Tuesday, May 7, 2019

Trump's Gig Economy

Today's guest author is Jon Rehm, Esq. of the Nebraska bar.

The United States Department of Labor (DOL) published an opinion letter that would seem to exempt most so-called “gig economy” companies from federal wage and hour enforcement.

This opinion from the Trump DOL is a reversal of guidance from the Obama DOL stating gig economy workers should considered to be employees. 

I think the DOL letter on the gig economy is newsworthy, but I question its legal impact on the workplace as a whole. Here is why I would downplay the importance of the opinion letter. 

Employees can still bring private causes of action for misclassification — While the letter means that the USDOL won’t initiate enforcement for wage and hour violations against companies, employees can still bring claims. Sure, these claims may get forced into arbitration, but employees through collective action have found ways to work around arbitration clauses.

Appellate courts seem to be giving less deference to agency interpretation – Traditionally courts have granted some deference to the opinions of the executive agencies charged with enforcing the relevant law. The Roberts court seems less inclined to do so.

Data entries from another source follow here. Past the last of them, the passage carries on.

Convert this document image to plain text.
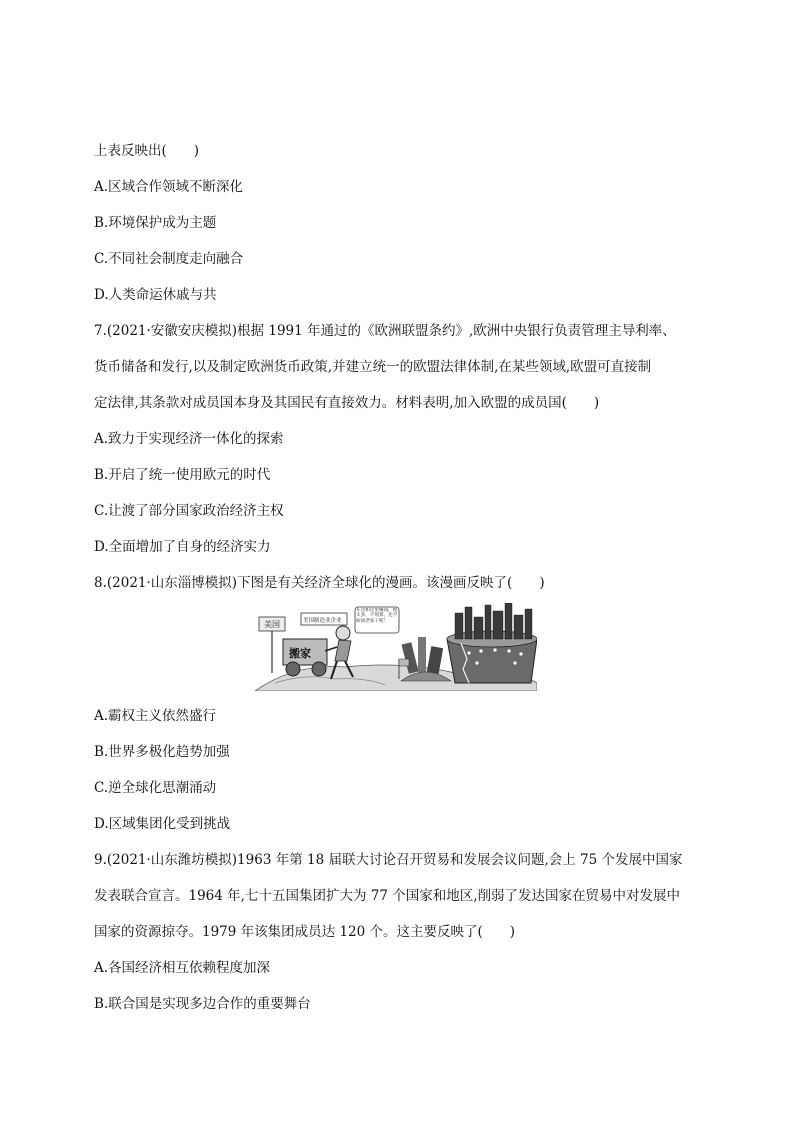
上表反映出(　　)
A.区域合作领域不断深化
B.环境保护成为主题
C.不同社会制度走向融合
D.人类命运休戚与共
7.(2021·安徽安庆模拟)根据 1991 年通过的《欧洲联盟条约》,欧洲中央银行负责管理主导利率、
货币储备和发行,以及制定欧洲货币政策,并建立统一的欧盟法律体制,在某些领域,欧盟可直接制
定法律,其条款对成员国本身及其国民有直接效力。材料表明,加入欧盟的成员国(　　)
A.致力于实现经济一体化的探索
B.开启了统一使用欧元的时代
C.让渡了部分国家政治经济主权
D.全面增加了自身的经济实力
8.(2021·山东淄博模拟)下图是有关经济全球化的漫画。该漫画反映了(　　)
美国
搬家
美国制造业企业
在这和这里赚钱，税太多，不划算，还不如回老家干呢！
A.霸权主义依然盛行
B.世界多极化趋势加强
C.逆全球化思潮涌动
D.区域集团化受到挑战
9.(2021·山东潍坊模拟)1963 年第 18 届联大讨论召开贸易和发展会议问题,会上 75 个发展中国家
发表联合宣言。1964 年,七十五国集团扩大为 77 个国家和地区,削弱了发达国家在贸易中对发展中
国家的资源掠夺。1979 年该集团成员达 120 个。这主要反映了(　　)
A.各国经济相互依赖程度加深
B.联合国是实现多边合作的重要舞台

That’s not to say the Roberts court would disagree with classifying gig economy workers as independent contracts on the merits. This just means that federal appellate courts would be less likely to defer to the opinion of the Department of Labor on the issue. 

The opinion letter doesn’t apply to state laws – While some states may be persuaded by USDOL opinions on classifying gig economy workers in their wage and hour laws, states are not going to be bound by that opinion — or necessarily even federal statutory law. States also usually have different standards as to is covered by state workers’ compensation laws, state wage and hour laws and unemployment insurance laws. 

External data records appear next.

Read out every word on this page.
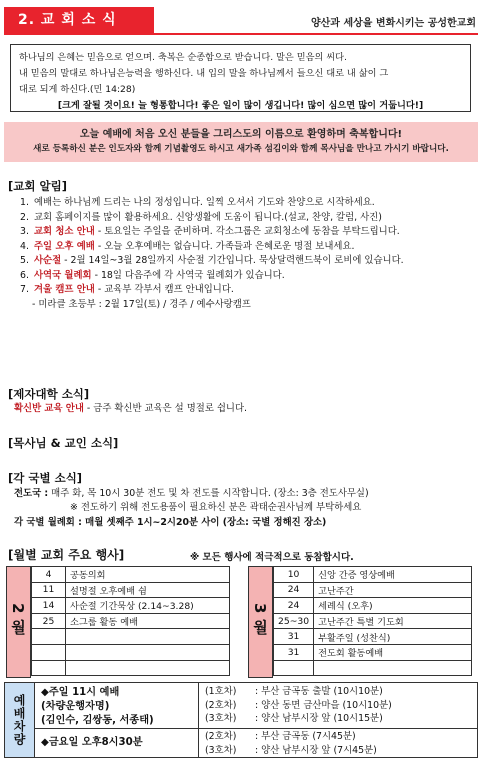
2. 교 회 소 식	양산과 세상을 변화시키는 공성한교회
하나님의 은혜는 믿음으로 얻으며. 축복은 순종함으로 받습니다. 말은 믿음의 씨다.
내 믿음의 말대로 하나님은능력을 행하신다. 내 입의 말을 하나님께서 들으신 대로 내 삶이 그
대로 되게 하신다.(민 14:28)
[크게 잘될 것이요! 늘 형통합니다! 좋은 일이 많이 생깁니다! 많이 심으면 많이 거둡니다!]
오늘 예배에 처음 오신 분들을 그리스도의 이름으로 환영하며 축복합니다!
새로 등록하신 분은 인도자와 함께 기념촬영도 하시고 새가족 섬김이와 함께 목사님을 만나고 가시기 바랍니다.
[교회 알림]
1. 예배는 하나님께 드리는 나의 정성입니다. 일찍 오셔서 기도와 찬양으로 시작하세요.
2. 교회 홈페이지를 많이 활용하세요. 신앙생활에 도움이 됩니다.(설교, 찬양, 칼럼, 사진)
3. 교회 청소 안내 - 토요일는 주일을 준비하며. 각소그룹은 교회청소에 동참을 부탁드립니다.
4. 주일 오후 예배 - 오늘 오후예배는 없습니다. 가족들과 은혜로운 명절 보내세요.
5. 사순절 - 2월 14일~3월 28일까지 사순절 기간입니다. 묵상달력핸드북이 로비에 있습니다.
6. 사역국 월례회 - 18일 다음주에 각 사역국 월례회가 있습니다.
7. 겨울 캠프 안내 - 교육부 각부서 캠프 안내입니다.
- 미라클 초등부 : 2월 17일(토) / 경주 / 예수사랑캠프
[제자대학 소식]
확신반 교육 안내 - 금주 확신반 교육은 설 명절로 쉽니다.
[목사님 & 교인 소식]
[각 국별 소식]
전도국 : 매주 화, 목 10시 30분 전도 및 차 전도를 시작합니다. (장소: 3층 전도사무실)
※ 전도하기 위해 전도용품이 필요하신 분은 곽태순권사님께 부탁하세요
각 국별 월례회 : 매월 셋째주 1시~2시20분 사이 (장소: 국별 정해진 장소)
[월별 교회 주요 행사]	※ 모든 행사에 적극적으로 동참합시다.
2월
4	공동의회
11	설명절 오후예배 쉼
14	사순절 기간묵상 (2.14~3.28)
25	소그룹 활동 예배

		3월
10	신앙 간증 영상예배
24	고난주간
24	세례식 (오후)
25~30	고난주간 특별 기도회
31	부활주일 (성찬식)
31	전도회 활동예배

예배차량
◆주일 11시 예배
(차량운행자명)
(김인수, 김쌍동, 서종태)
(1호차) : 부산 금곡동 출발 (10시10분)
(2호차) : 양산 동면 금산마을 (10시10분)
(3호차) : 양산 남부시장 앞 (10시15분)
◆금요일 오후8시30분
(2호차) : 부산 금곡동 (7시45분)
(3호차) : 양산 남부시장 앞 (7시45분)
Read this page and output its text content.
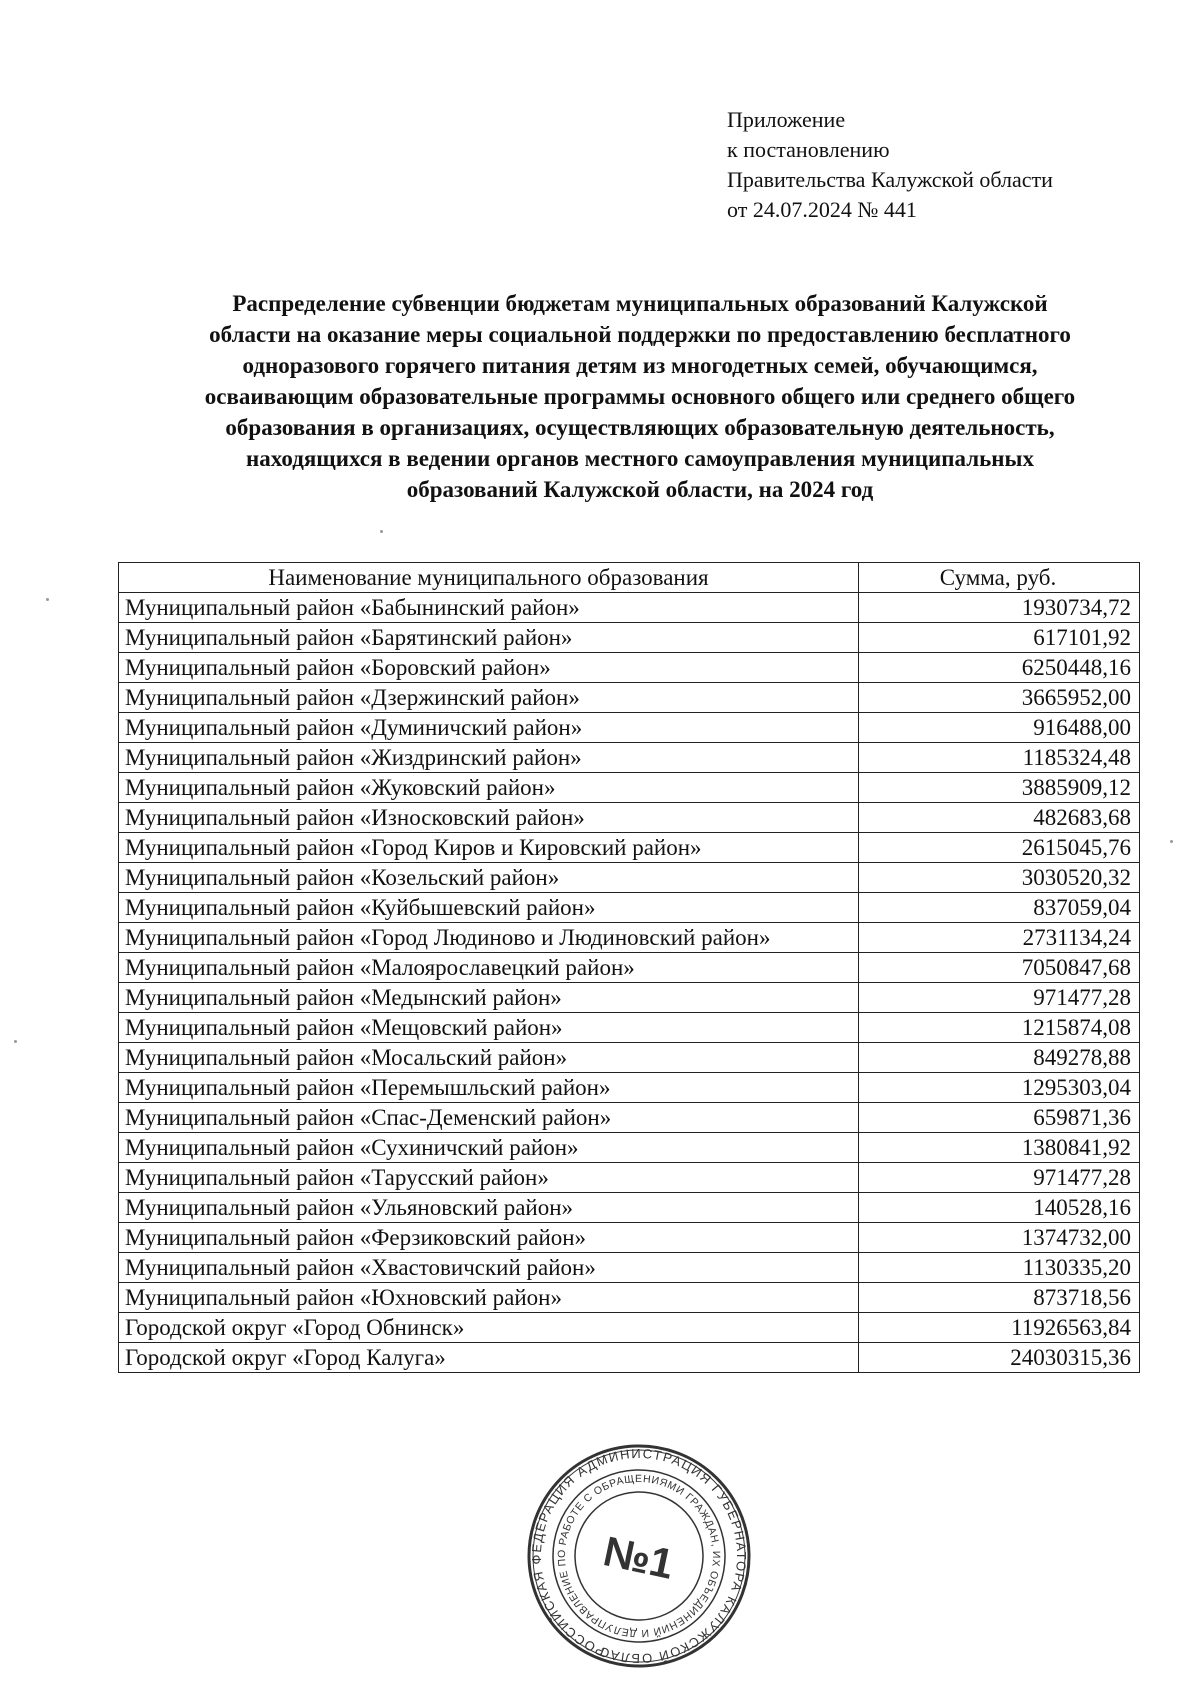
Приложение
к постановлению
Правительства Калужской области
от 24.07.2024 № 441
Распределение субвенции бюджетам муниципальных образований Калужской
области на оказание меры социальной поддержки по предоставлению бесплатного
одноразового горячего питания детям из многодетных семей, обучающимся,
осваивающим образовательные программы основного общего или среднего общего
образования в организациях, осуществляющих образовательную деятельность,
находящихся в ведении органов местного самоуправления муниципальных
образований Калужской области, на 2024 год
Наименование муниципального образования	Сумма, руб.
Муниципальный район «Бабынинский район»	1930734,72
Муниципальный район «Барятинский район»	617101,92
Муниципальный район «Боровский район»	6250448,16
Муниципальный район «Дзержинский район»	3665952,00
Муниципальный район «Думиничский район»	916488,00
Муниципальный район «Жиздринский район»	1185324,48
Муниципальный район «Жуковский район»	3885909,12
Муниципальный район «Износковский район»	482683,68
Муниципальный район «Город Киров и Кировский район»	2615045,76
Муниципальный район «Козельский район»	3030520,32
Муниципальный район «Куйбышевский район»	837059,04
Муниципальный район «Город Людиново и Людиновский район»	2731134,24
Муниципальный район «Малоярославецкий район»	7050847,68
Муниципальный район «Медынский район»	971477,28
Муниципальный район «Мещовский район»	1215874,08
Муниципальный район «Мосальский район»	849278,88
Муниципальный район «Перемышльский район»	1295303,04
Муниципальный район «Спас-Деменский район»	659871,36
Муниципальный район «Сухиничский район»	1380841,92
Муниципальный район «Тарусский район»	971477,28
Муниципальный район «Ульяновский район»	140528,16
Муниципальный район «Ферзиковский район»	1374732,00
Муниципальный район «Хвастовичский район»	1130335,20
Муниципальный район «Юхновский район»	873718,56
Городской округ «Город Обнинск»	11926563,84
Городской округ «Город Калуга»	24030315,36
РОССИЙСКАЯ ФЕДЕРАЦИЯ АДМИНИСТРАЦИЯ ГУБЕРНАТОРА КАЛУЖСКОЙ ОБЛАСТИ	УПРАВЛЕНИЕ ПО РАБОТЕ С ОБРАЩЕНИЯМИ ГРАЖДАН, ИХ ОБЪЕДИНЕНИЙ И ДЕЛОПРОИЗВОДСТВА
№1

For example, the Oregon Supreme Court refused to classify a worker as an employee for the purpose of workers’ compensation even though the employe was classified as employees for the purpose of state wage and hour laws. Ohio also refused to use federal law to classify an employee as part of the workforce in order to make them eligible for workers’ compensation benefits. 

Opinion letters have much less force than a law – Divided government makes it hard to pass controversial legislation, so interests looking to change the law are stuck trying make changes to the law by lobbying the executive agencies that enforce and interpret those laws. But these favorable opinions don’t have the force of law behind them. 

Gig economy companies have also been stymied in state legislatures in their efforts to change employee classification laws.They are now lobbying state agencies in charge of enforcing and administering state employment laws. 

In short, gig economy companies are basically tinkering around employee protection laws at this point. Employee advocates need to be vigilant about the threats to our practices by the gig economy and its high level and bipartisan advocates.